If you want a chance of 5% to change a T with an A, then you should write
mutate(yourString, {"A": "T"}, 0.05)
I also suggest you to use a bytearray instead of a string. A bytearray is similar to a string, it can only contain bytes (values from 0 to 255) while a string can contain more characters, but a bytearray is mutable. By using a bytearray you don't need to create you temporary list or to join it in the end.
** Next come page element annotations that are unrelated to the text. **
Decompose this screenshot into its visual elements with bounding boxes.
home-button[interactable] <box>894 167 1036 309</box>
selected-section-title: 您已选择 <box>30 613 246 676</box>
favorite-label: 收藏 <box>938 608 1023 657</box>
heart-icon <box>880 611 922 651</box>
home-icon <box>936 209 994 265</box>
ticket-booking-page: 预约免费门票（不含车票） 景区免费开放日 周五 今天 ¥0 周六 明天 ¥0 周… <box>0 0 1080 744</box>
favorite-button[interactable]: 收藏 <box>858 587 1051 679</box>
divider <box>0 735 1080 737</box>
If you do that, your code looks like this:
import random
def mutate(dna, mutation, threshold):
if isinstance(dna, str):
dna = bytearray(dna, "utf-8")
else:
dna = bytearray(dna)
for index in range(len(dna)):
if chr(dna[index]) in mutation and random.random() < threshold:
dna[index] = ord(mutation[chr(dna[index])])
return dna
dna = "ATGTCGTACGTTTGACGTAGAG"
print("DNA first:", dna)
newDNA = mutate(dna, {"A": "T"}, 0.05)
print("DNA now:", newDNA.decode("ascii")) #use decode to make newDNA a string
After all the stupid problems I had with the bytearray version, here is the version that operates on strings:
import random
def mutate(string, mutation, threshold):
dna = list(string)
for index, char in enumerate(dna):
if char in mutation:
if random.random() < threshold:
dna[index] = mutation[char]
return ''.join(dna)
dna = "ATGTCGTACGTTTGACGTAGAG"
print("DNA first:", dna)
newDNA = mutate(dna, {"A": "T"}, 0.05)
print("DNA now:", newDNA)
If you use the string version with larger input the computation time will be bigger as well as the memory used. The bytearray-version will be the best when you want to do this with much larger input.